Thursday, November 29, 2012
The First Circuit ruled in Newton v. LePage that the Maine governor did not violate free speech by removing and relocating a mural from the state Department of Labor offices that he said was pro-labor.
Governor LePage ordered the mural's removal from the waiting room at the Maine DOL offices because he said he wanted the state to convey neutrality as between labor and employers. He said the mural, commissioned by the state and paid for by state and federal funds, didn't cut it. Five Maine residents sued, arguing that the removal amounted to viewpoint discrimination in violation of the First Amendment.
The First Circuit disagreed. It said that government has wide latitude in determining what art to display, or not to display, especially in a non-public forum (like a government office waiting room), and that it has a sufficient justification in appearing neutral. Moreover, the court noted that the government didn't propose to remove the mural entirely; instead, it will relocate it to an alternative location.
The court said that this case was easier for the government than Pleasant Grove City v.

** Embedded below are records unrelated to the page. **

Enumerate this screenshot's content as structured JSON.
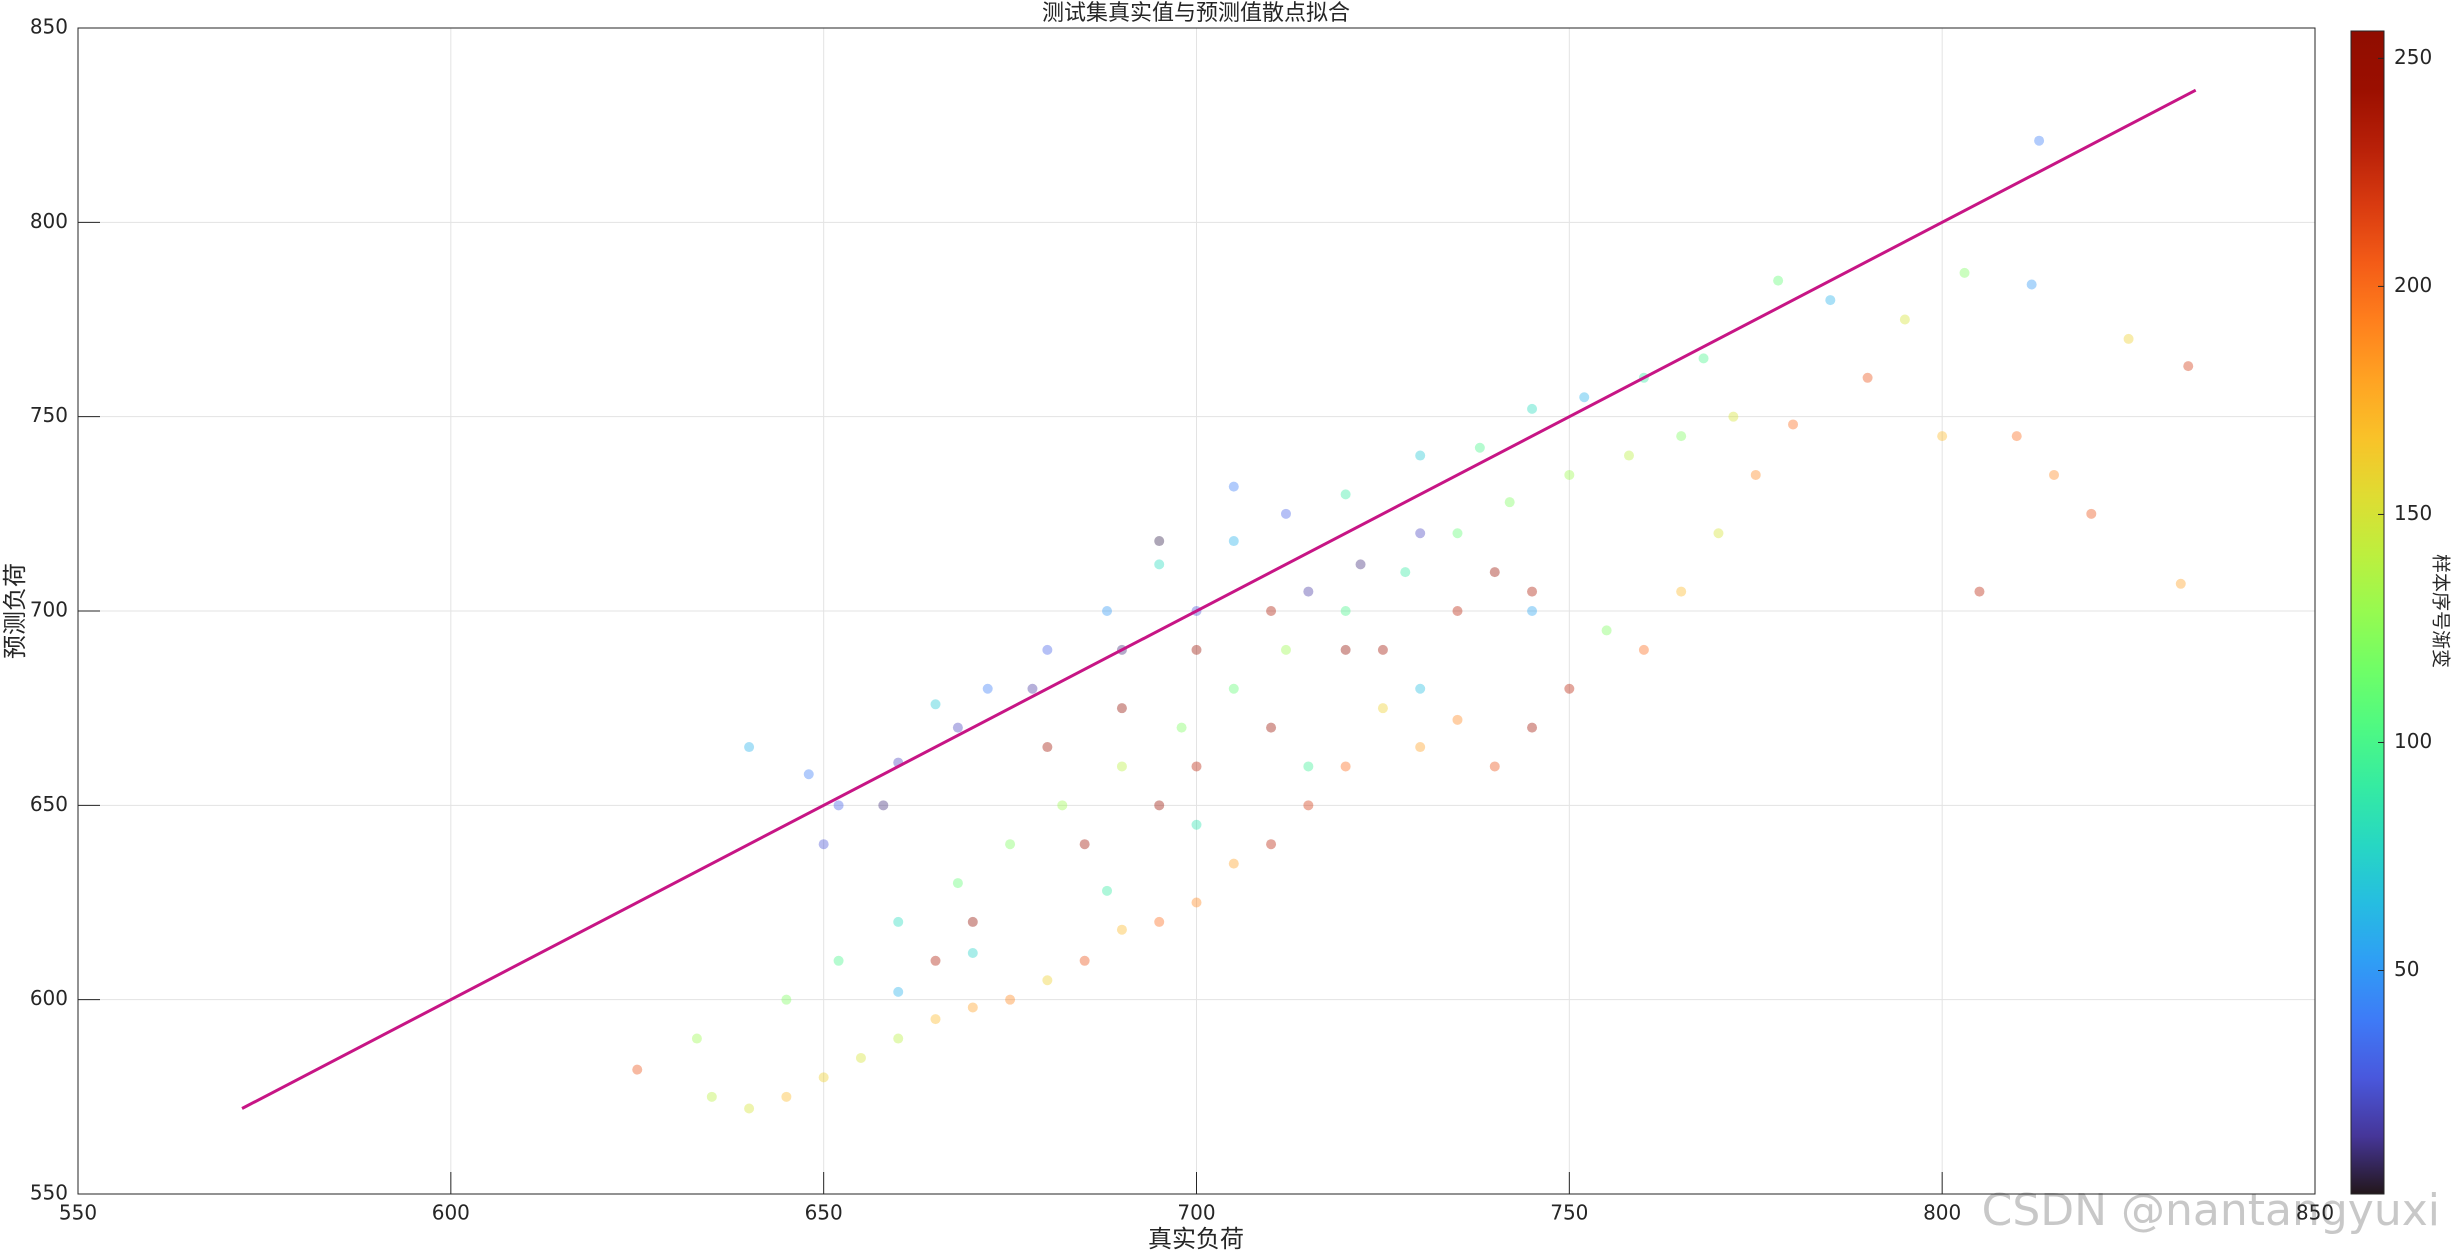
{
  "chart_data": {
    "type": "scatter",
    "title": "测试集真实值与预测值散点拟合",
    "x_label": "真实负荷",
    "y_label": "预测负荷",
    "x": [
      640,
      648,
      652,
      660,
      665,
      672,
      680,
      688,
      695,
      705,
      712,
      720,
      730,
      738,
      745,
      752,
      760,
      768,
      778,
      785,
      813,
      812,
      803,
      795,
      800,
      810,
      815,
      820,
      805,
      833,
      832,
      825,
      790,
      780,
      775,
      770,
      765,
      760,
      755,
      750,
      745,
      740,
      735,
      730,
      725,
      720,
      715,
      710,
      705,
      700,
      695,
      690,
      685,
      680,
      675,
      670,
      665,
      660,
      655,
      650,
      645,
      640,
      635,
      625,
      633,
      645,
      652,
      660,
      668,
      675,
      682,
      690,
      698,
      705,
      712,
      720,
      728,
      735,
      742,
      750,
      758,
      765,
      772,
      680,
      690,
      700,
      710,
      720,
      695,
      685,
      670,
      665,
      700,
      710,
      725,
      735,
      740,
      745,
      730,
      722,
      715,
      700,
      690,
      678,
      668,
      658,
      650,
      705,
      695,
      660,
      670,
      688,
      700,
      715,
      730,
      745
    ],
    "values": [
      665,
      658,
      650,
      661,
      676,
      680,
      690,
      700,
      712,
      718,
      725,
      730,
      740,
      742,
      752,
      755,
      760,
      765,
      785,
      780,
      821,
      784,
      787,
      775,
      745,
      745,
      735,
      725,
      705,
      763,
      707,
      770,
      760,
      748,
      735,
      720,
      705,
      690,
      695,
      680,
      670,
      660,
      672,
      665,
      675,
      660,
      650,
      640,
      635,
      625,
      620,
      618,
      610,
      605,
      600,
      598,
      595,
      590,
      585,
      580,
      575,
      572,
      575,
      582,
      590,
      600,
      610,
      620,
      630,
      640,
      650,
      660,
      670,
      680,
      690,
      700,
      710,
      720,
      728,
      735,
      740,
      745,
      750,
      665,
      675,
      690,
      700,
      690,
      650,
      640,
      620,
      610,
      660,
      670,
      690,
      700,
      710,
      705,
      720,
      712,
      705,
      700,
      690,
      680,
      670,
      650,
      640,
      732,
      718,
      602,
      612,
      628,
      645,
      660,
      680,
      700
    ],
    "color_values": [
      60,
      40,
      30,
      20,
      70,
      40,
      30,
      50,
      80,
      60,
      30,
      90,
      70,
      100,
      80,
      60,
      90,
      100,
      110,
      60,
      40,
      50,
      120,
      150,
      170,
      200,
      190,
      210,
      230,
      220,
      180,
      160,
      210,
      200,
      190,
      150,
      170,
      200,
      120,
      230,
      240,
      210,
      190,
      180,
      160,
      200,
      220,
      230,
      180,
      190,
      200,
      170,
      210,
      160,
      190,
      180,
      170,
      140,
      150,
      160,
      170,
      150,
      140,
      210,
      130,
      120,
      100,
      80,
      110,
      120,
      130,
      140,
      120,
      110,
      130,
      100,
      90,
      110,
      120,
      130,
      140,
      120,
      150,
      240,
      250,
      245,
      235,
      250,
      245,
      240,
      250,
      235,
      230,
      245,
      240,
      230,
      245,
      235,
      20,
      10,
      15,
      25,
      10,
      15,
      20,
      10,
      25,
      40,
      5,
      60,
      75,
      90,
      85,
      95,
      65,
      55
    ],
    "colormap": "turbo",
    "marker_opacity": 0.4,
    "fit_line": {
      "x": [
        572,
        834
      ],
      "values": [
        572,
        834
      ],
      "color": "#c71585"
    },
    "xlim": [
      550,
      850
    ],
    "xticks": [
      550,
      600,
      650,
      700,
      750,
      800,
      850
    ],
    "ylim": [
      550,
      850
    ],
    "yticks": [
      550,
      600,
      650,
      700,
      750,
      800,
      850
    ],
    "grid": true,
    "colorbar": {
      "label": "样本序号渐变",
      "clim": [
        1,
        256
      ],
      "ticks": [
        50,
        100,
        150,
        200,
        250
      ]
    },
    "watermark": "CSDN @nantangyuxi"
  }
}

Summum:
Here, unlike Summum, the issue does not involve a public park, nor does it involve the government's decision whether or not to accept a private donation. It is also clear that no Equal Protection or Establishment Clause concerns are raised by the case. This case does not involve the suppression of private speech.
The government reiterated its commitment to relocate the mural at oral argument. After all, it said, this is now the most famous piece of art in Maine.